Despite its proven efficacy in reducing the spread of blood-borne diseases like Hepatitis C and HIV, and the fact that syringe exchanges do not increase the use of injectable drugs, syringe exchange is one public health plank that remains largely undefended. Safe sex education is easily defensible on the ground that everyone has sex, so everyone should use condoms. That is to say, the middle class will invariably end up having sex. Not true with injection drugs. In this way, syringe exchange can remain the pariah of the public health world because it appears to affect the dirty, downtrodden masses (though you would probably be surprised to know that this is not the case; middle class people inject drugs, too!).

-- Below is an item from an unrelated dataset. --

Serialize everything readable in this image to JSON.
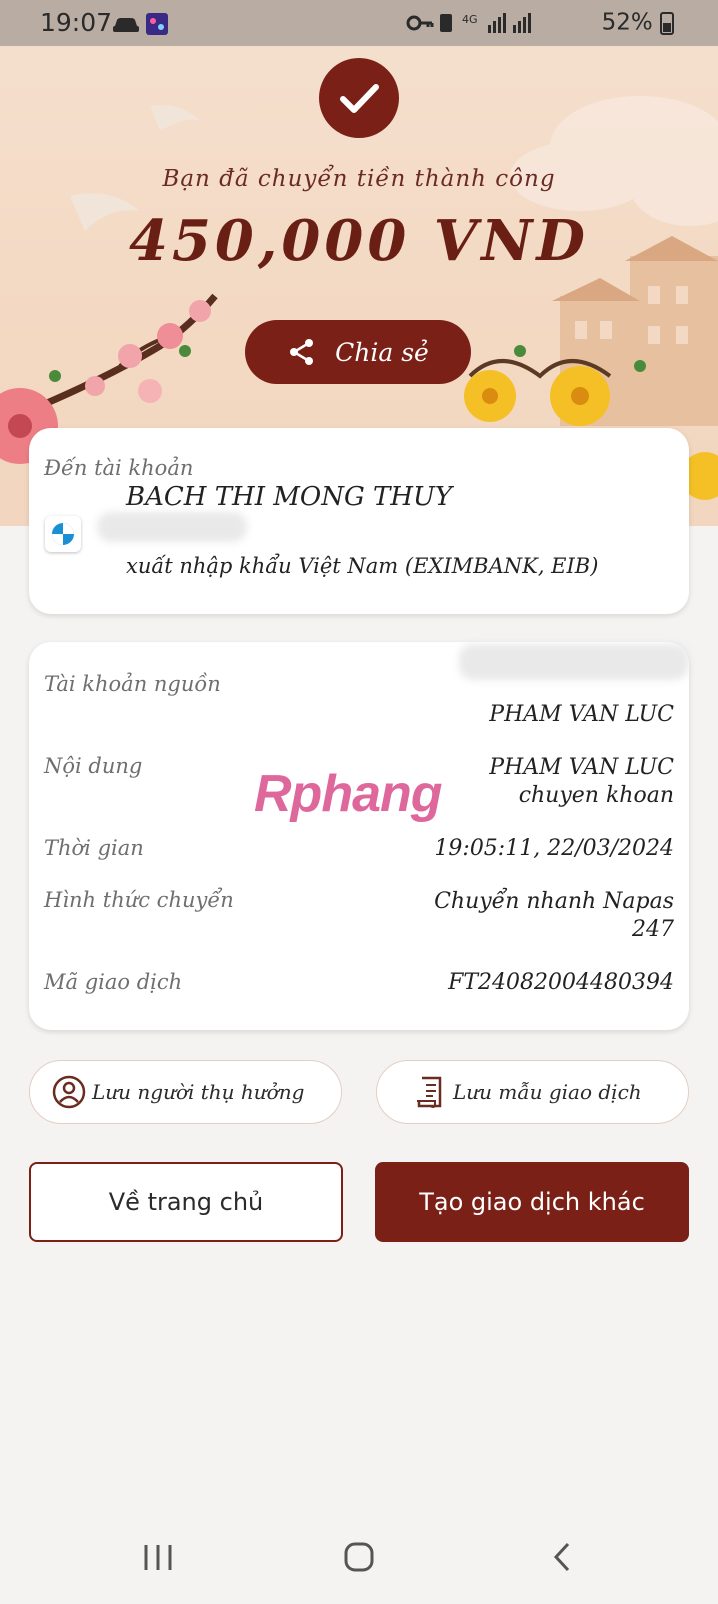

The loss of — or rather, the prospect of another year without — federal funding for syringe exchange does a disservice to a swath of society. As a social justice issue (or, rather, a justice issue), those without access to clean syringes should not bear the burden of lifelong, chronic disease as a result of their lifestyles, some parts of which they chose, and others of which they did not. In other words, people should not be judged or punished for the decisions they make that don’t affect others. Want to inject heroin? No problem: just do it safely. This is the moral argument.

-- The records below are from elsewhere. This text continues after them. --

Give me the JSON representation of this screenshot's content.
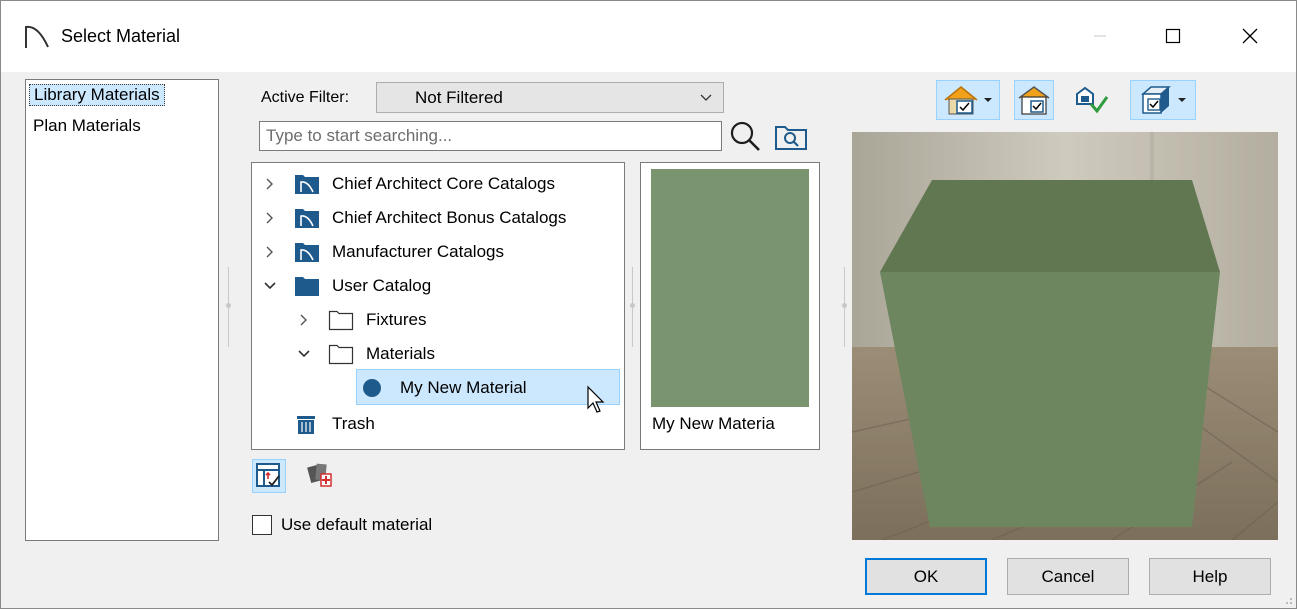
{
  "window": {
    "title": "Select Material",
    "controls": {
      "minimize": "minimize-icon",
      "maximize": "maximize-icon",
      "close": "close-icon"
    }
  },
  "library_list": {
    "items": [
      {
        "label": "Library Materials",
        "selected": true
      },
      {
        "label": "Plan Materials",
        "selected": false
      }
    ]
  },
  "filter": {
    "label": "Active Filter:",
    "value": "Not Filtered"
  },
  "search": {
    "placeholder": "Type to start searching..."
  },
  "tree": {
    "items": [
      {
        "label": "Chief Architect Core Catalogs",
        "level": 0,
        "expanded": false,
        "icon": "catalog-folder-icon"
      },
      {
        "label": "Chief Architect Bonus Catalogs",
        "level": 0,
        "expanded": false,
        "icon": "catalog-folder-icon"
      },
      {
        "label": "Manufacturer Catalogs",
        "level": 0,
        "expanded": false,
        "icon": "catalog-folder-icon"
      },
      {
        "label": "User Catalog",
        "level": 0,
        "expanded": true,
        "icon": "user-folder-icon"
      },
      {
        "label": "Fixtures",
        "level": 1,
        "expanded": false,
        "icon": "folder-outline-icon"
      },
      {
        "label": "Materials",
        "level": 1,
        "expanded": true,
        "icon": "folder-outline-icon"
      },
      {
        "label": "My New Material",
        "level": 2,
        "selected": true,
        "icon": "material-dot-icon"
      },
      {
        "label": "Trash",
        "level": 0,
        "icon": "trash-icon"
      }
    ]
  },
  "preview": {
    "name": "My New Materia",
    "swatch_color": "#7a9470"
  },
  "options": {
    "use_default_label": "Use default material",
    "use_default_checked": false
  },
  "buttons": {
    "ok": "OK",
    "cancel": "Cancel",
    "help": "Help"
  },
  "colors": {
    "accent": "#0078d7",
    "selection": "#cce8ff",
    "catalog_blue": "#1e5b8c",
    "material_green": "#6e8a63"
  }
}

“But why should I pay for some junkie to get high? It’s his fault he’s using drugs, so he should bear the consequences, including chronic disease and/or death.” So I see you’re not a fan of the moral argument. Consider, though, that the lifetime cost of care for an HIV patient can be as high as $600,000 per person. For an indigent user, that’s money coming out of your taxes that isn’t going to pay for something else. Contrast this with the cost of a citywide syringe exchange program, which can be contracted out for as little as $100,000 per year. Couple this figure with the fact that the War on Drugs has neither saved money nor decreased drug use, and we arrive at this simple conclusion: abstinence inducements are expensive to begin with and increase the risk of contracting (and spreading!) disease by encouraging such behaviors as using dirty needles and sharing needles with others. These behaviors, in turn, result in more collateral costs, like HIV treatment and emergency room care.
By taking a judgment-neutral approach; i.e., not allocating blame and making value judgments (the latter of which can get very dicey, very personal, and can easily be reflected back to the judger in some form), harm reduction — and syringe exchange, its subsidiary — foster both dignity, for those concerned with morality, and cost effectiveness, for those concerned with money. When a syringe exchange ban is lifted, everyone wins: injection drug users, tax payers, and cash-strapped state governments, which have shuttered many public health programs — including syringe exchanges — due to lack of money. Moreover, a comprehensive, federal syringe exchange program could go a long way in curbing the spread of Hepatitis C and HIV, ultimately saving money in the long run.
Full disclosure: the author is a member of the Board of Directors of Needle Exchange Emergency Distribution, a California nonprofit corporation devoted to reducing the spread of HIV and Hepatitis C by distributing clean syringes and providing outreach and education using the harm reduction philosophy.